Critical studies of technology // Designing critical technology

First, let me introduce myself. My name is Gabriel Pereira, and I am from Brazil. I am currently a visiting PhD student here at Comparative Media Studies – MIT, and a PhD fellow at Aarhus University (Denmark). My main research interests are critical studies of data infrastructures. I am particularly interested in understanding how these pervasive data infrastructures constrain and enable how we think and experience memory and archives today.

My research methods are experimental and collaborative, involving both arts-based inquiry and ethnographic work. Most recently, I have been developing the Museum of Random Memory with a large network of researchers, activists and artists. It is a series of arts-based public interventions and experiments designed to spark reflection about the underlying complexities of everyday digital media usage. We explore questions such as: How can we retake control of the Big Data we produce in our everyday lives, especially now that digital platforms continually track us and create memories on our behalf?

Other work I’ve done focuses, for example, on APIs as elements of infrastructures that enable and shape the networking of urban data; rethorical analysis of young people’s experiences of their social media usage; and more artistic approaches to Artificial Intelligence in the archives of museums. In my research, so far, I have been drawing on critical infrastructure studies (from STS), new materialism, platform studies, critical code/algorithm studies and other related feminist/critical perspectives on technology.

A lot of my research projects stem from different collaborations. To mention a few: the Digital Living Research Commons at Aarhus University, which is home to diverse projects on datafication and digitalisation (where Annette Markham, my supervisor, is co-director); and the Center for Arts, Design, and Social Research, which is a global network of collaboration and experimentation in arts and research.

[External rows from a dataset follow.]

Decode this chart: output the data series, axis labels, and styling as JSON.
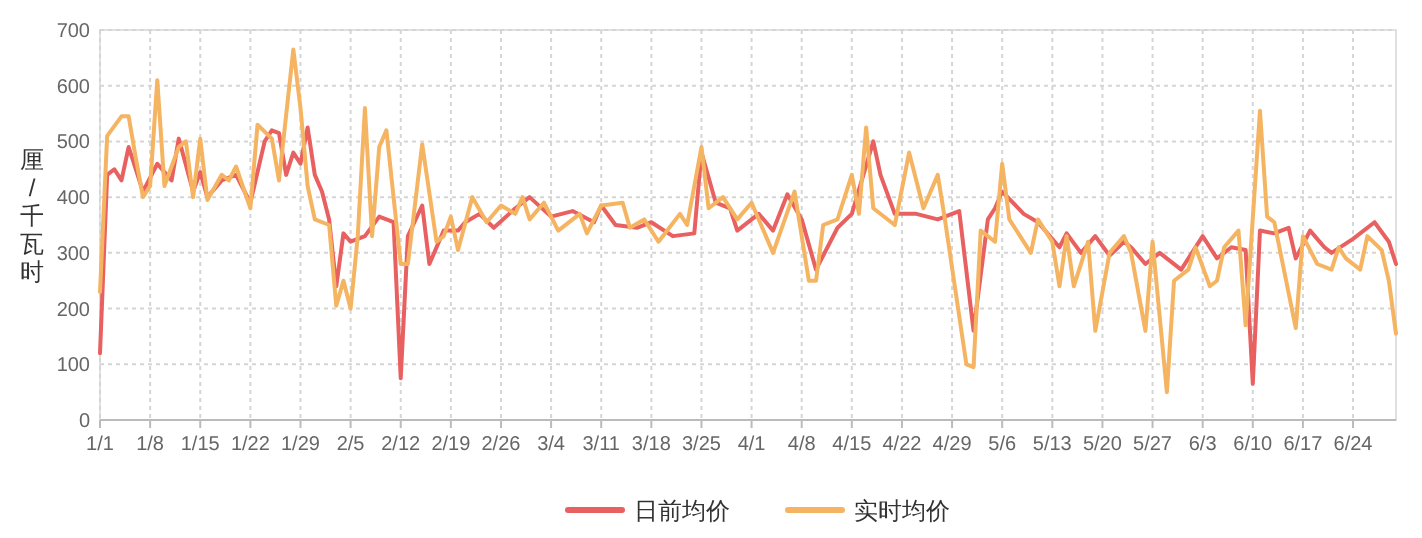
{
  "chart_data": {
    "type": "line",
    "ylabel": "厘/千瓦时",
    "xlim": [
      "--01-01",
      "--06-30"
    ],
    "xticks": [
      {
        "value": "--01-01",
        "label": "1/1"
      },
      {
        "value": "--01-08",
        "label": "1/8"
      },
      {
        "value": "--01-15",
        "label": "1/15"
      },
      {
        "value": "--01-22",
        "label": "1/22"
      },
      {
        "value": "--01-29",
        "label": "1/29"
      },
      {
        "value": "--02-05",
        "label": "2/5"
      },
      {
        "value": "--02-12",
        "label": "2/12"
      },
      {
        "value": "--02-19",
        "label": "2/19"
      },
      {
        "value": "--02-26",
        "label": "2/26"
      },
      {
        "value": "--03-04",
        "label": "3/4"
      },
      {
        "value": "--03-11",
        "label": "3/11"
      },
      {
        "value": "--03-18",
        "label": "3/18"
      },
      {
        "value": "--03-25",
        "label": "3/25"
      },
      {
        "value": "--04-01",
        "label": "4/1"
      },
      {
        "value": "--04-08",
        "label": "4/8"
      },
      {
        "value": "--04-15",
        "label": "4/15"
      },
      {
        "value": "--04-22",
        "label": "4/22"
      },
      {
        "value": "--04-29",
        "label": "4/29"
      },
      {
        "value": "--05-06",
        "label": "5/6"
      },
      {
        "value": "--05-13",
        "label": "5/13"
      },
      {
        "value": "--05-20",
        "label": "5/20"
      },
      {
        "value": "--05-27",
        "label": "5/27"
      },
      {
        "value": "--06-03",
        "label": "6/3"
      },
      {
        "value": "--06-10",
        "label": "6/10"
      },
      {
        "value": "--06-17",
        "label": "6/17"
      },
      {
        "value": "--06-24",
        "label": "6/24"
      }
    ],
    "ylim": [
      0,
      700
    ],
    "yticks": [
      0,
      100,
      200,
      300,
      400,
      500,
      600,
      700
    ],
    "grid": true,
    "legend": "bottom",
    "series": [
      {
        "name": "日前均价",
        "color": "#e8605f",
        "x": [
          "--01-01",
          "--01-02",
          "--01-03",
          "--01-04",
          "--01-05",
          "--01-07",
          "--01-09",
          "--01-11",
          "--01-12",
          "--01-14",
          "--01-15",
          "--01-16",
          "--01-18",
          "--01-20",
          "--01-22",
          "--01-24",
          "--01-25",
          "--01-26",
          "--01-27",
          "--01-28",
          "--01-29",
          "--01-30",
          "--01-31",
          "--02-01",
          "--02-02",
          "--02-03",
          "--02-04",
          "--02-05",
          "--02-07",
          "--02-09",
          "--02-11",
          "--02-12",
          "--02-13",
          "--02-15",
          "--02-16",
          "--02-18",
          "--02-20",
          "--02-21",
          "--02-23",
          "--02-25",
          "--02-28",
          "--03-01",
          "--03-04",
          "--03-07",
          "--03-10",
          "--03-11",
          "--03-13",
          "--03-16",
          "--03-18",
          "--03-21",
          "--03-24",
          "--03-25",
          "--03-27",
          "--03-29",
          "--03-30",
          "--04-02",
          "--04-04",
          "--04-06",
          "--04-08",
          "--04-10",
          "--04-13",
          "--04-15",
          "--04-18",
          "--04-19",
          "--04-21",
          "--04-24",
          "--04-27",
          "--04-30",
          "--05-02",
          "--05-04",
          "--05-05",
          "--05-06",
          "--05-09",
          "--05-11",
          "--05-14",
          "--05-15",
          "--05-17",
          "--05-19",
          "--05-21",
          "--05-23",
          "--05-24",
          "--05-26",
          "--05-28",
          "--05-31",
          "--06-03",
          "--06-05",
          "--06-07",
          "--06-09",
          "--06-10",
          "--06-11",
          "--06-13",
          "--06-15",
          "--06-16",
          "--06-18",
          "--06-20",
          "--06-21",
          "--06-24",
          "--06-27",
          "--06-29",
          "--06-30"
        ],
        "values": [
          120,
          440,
          450,
          430,
          490,
          410,
          460,
          430,
          505,
          410,
          445,
          400,
          430,
          440,
          390,
          500,
          520,
          515,
          440,
          480,
          460,
          525,
          440,
          410,
          360,
          240,
          335,
          320,
          330,
          365,
          355,
          75,
          330,
          385,
          280,
          340,
          340,
          355,
          370,
          345,
          380,
          400,
          365,
          375,
          355,
          385,
          350,
          345,
          355,
          330,
          335,
          480,
          390,
          380,
          340,
          370,
          340,
          405,
          360,
          270,
          345,
          370,
          500,
          440,
          370,
          370,
          360,
          375,
          160,
          360,
          380,
          410,
          370,
          355,
          310,
          335,
          300,
          330,
          295,
          320,
          310,
          280,
          300,
          270,
          330,
          290,
          310,
          305,
          65,
          340,
          335,
          345,
          290,
          340,
          310,
          300,
          325,
          355,
          320,
          280
        ]
      },
      {
        "name": "实时均价",
        "color": "#f5b461",
        "x": [
          "--01-01",
          "--01-02",
          "--01-04",
          "--01-05",
          "--01-06",
          "--01-07",
          "--01-08",
          "--01-09",
          "--01-10",
          "--01-12",
          "--01-13",
          "--01-14",
          "--01-15",
          "--01-16",
          "--01-18",
          "--01-19",
          "--01-20",
          "--01-22",
          "--01-23",
          "--01-25",
          "--01-26",
          "--01-28",
          "--01-29",
          "--01-30",
          "--01-31",
          "--02-02",
          "--02-03",
          "--02-04",
          "--02-05",
          "--02-06",
          "--02-07",
          "--02-08",
          "--02-09",
          "--02-10",
          "--02-12",
          "--02-13",
          "--02-15",
          "--02-17",
          "--02-18",
          "--02-19",
          "--02-20",
          "--02-22",
          "--02-24",
          "--02-26",
          "--02-28",
          "--02-29",
          "--03-01",
          "--03-03",
          "--03-05",
          "--03-08",
          "--03-09",
          "--03-11",
          "--03-14",
          "--03-15",
          "--03-17",
          "--03-19",
          "--03-22",
          "--03-23",
          "--03-25",
          "--03-26",
          "--03-28",
          "--03-30",
          "--04-01",
          "--04-03",
          "--04-04",
          "--04-07",
          "--04-09",
          "--04-10",
          "--04-11",
          "--04-13",
          "--04-15",
          "--04-16",
          "--04-17",
          "--04-18",
          "--04-21",
          "--04-23",
          "--04-25",
          "--04-27",
          "--04-28",
          "--05-01",
          "--05-02",
          "--05-03",
          "--05-05",
          "--05-06",
          "--05-07",
          "--05-10",
          "--05-11",
          "--05-13",
          "--05-14",
          "--05-15",
          "--05-16",
          "--05-18",
          "--05-19",
          "--05-21",
          "--05-23",
          "--05-24",
          "--05-26",
          "--05-27",
          "--05-29",
          "--05-30",
          "--06-01",
          "--06-02",
          "--06-04",
          "--06-05",
          "--06-06",
          "--06-08",
          "--06-09",
          "--06-11",
          "--06-12",
          "--06-13",
          "--06-16",
          "--06-17",
          "--06-19",
          "--06-21",
          "--06-22",
          "--06-23",
          "--06-25",
          "--06-26",
          "--06-28",
          "--06-29",
          "--06-30"
        ],
        "values": [
          230,
          510,
          545,
          545,
          470,
          400,
          420,
          610,
          420,
          490,
          500,
          400,
          505,
          395,
          440,
          430,
          455,
          380,
          530,
          505,
          430,
          665,
          560,
          420,
          360,
          350,
          205,
          250,
          200,
          330,
          560,
          330,
          490,
          520,
          280,
          280,
          495,
          320,
          330,
          365,
          305,
          400,
          355,
          385,
          370,
          400,
          360,
          390,
          340,
          370,
          335,
          385,
          390,
          345,
          360,
          320,
          370,
          350,
          490,
          380,
          400,
          360,
          390,
          330,
          300,
          410,
          250,
          250,
          350,
          360,
          440,
          370,
          525,
          380,
          350,
          480,
          380,
          440,
          360,
          100,
          95,
          340,
          320,
          460,
          360,
          300,
          360,
          320,
          240,
          330,
          240,
          320,
          160,
          300,
          330,
          300,
          160,
          320,
          50,
          250,
          270,
          310,
          240,
          250,
          310,
          340,
          170,
          555,
          365,
          355,
          165,
          330,
          280,
          270,
          310,
          290,
          270,
          330,
          305,
          250,
          155
        ]
      }
    ]
  }
}
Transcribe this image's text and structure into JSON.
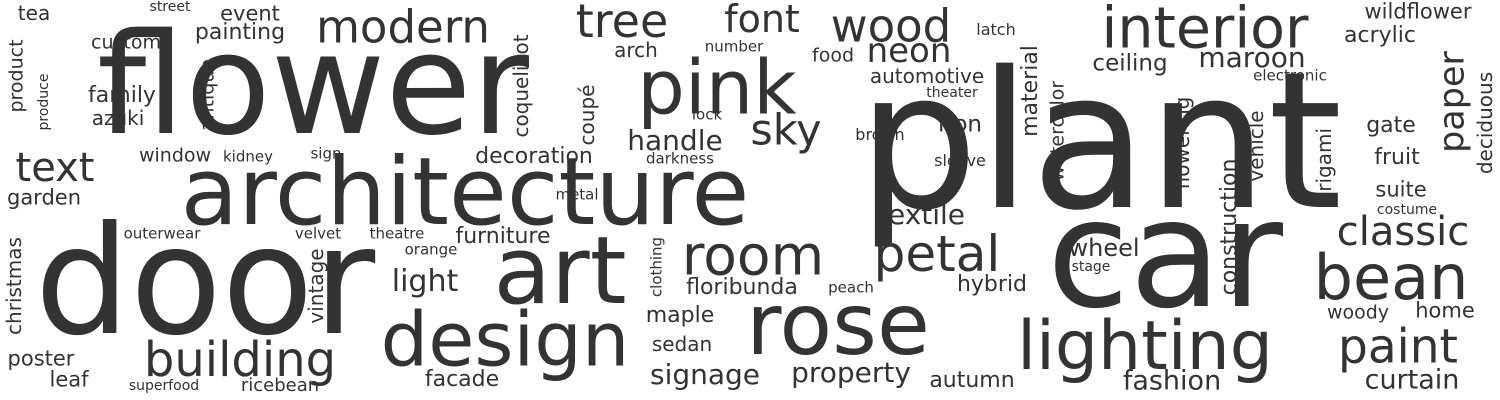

Now: What am I doing here? I became interested in this class because it relates directly to my research practice in critical studies of technology. That being said, it offers new perspectives to me, specially related with values-driven/community-driven design. Often I have used research and arts perspectives without necessarily thinking in design terms, so it would certainly be a useful tool. Also, I feel that, specially today, when our world becomes saturated in digital tech, we need to approach it from many different perspectives and tools. Learning how to think about technology from a social change perspective and the design elements of this is part not only of studying technology, but of thinking about how to create better technology and research for the world.